Stateless society
From Wikipedia, the free encyclopedia
Stateless society describes a society without a government. It is generally the goal of anarchists who believe that government is both unnecessary and also directly harmful in that it infringes on the personal and economic freedoms of people.
Anarchists of different stripes disagree heavily on the exact form of this final society. The basic principle that all agree on is the non-existence of a central state in a non-aggression system or anarchy. Within this framework, most strands of anarchist thinking propose that a system of voluntary association of one kind or another can provide the services for which human beings have previously relied on the external coercive institutions of the state.
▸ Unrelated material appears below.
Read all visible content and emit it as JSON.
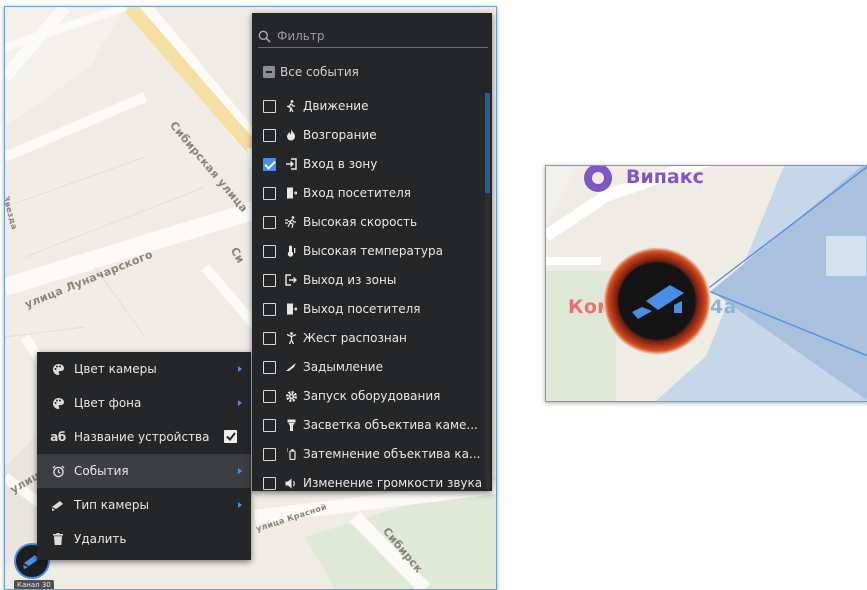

What forms of association are desirable or possible in the absence of government is the subject of much debate within the anarchist community, as expressed in the heated debates between anarcho-capitalism (which proposes free market solutions to these problems) and various forms of anarcho-socialism (which tend to advocate a system of decentralized voluntary collectives to fulfill the current social obligations of the state).
From 1991 to 2006, Somalia was cited as a real-world example of a stateless society, with kritarchy (xeer), an informal system of rule by judges, serving in lieu of a centralized government.[1]
Sections of Spain during the Spanish Civil War (particularly Catalonia and Aragón in 1936) which were organized by anarcho-syndicalists are often referred to as an example of anarchist practice.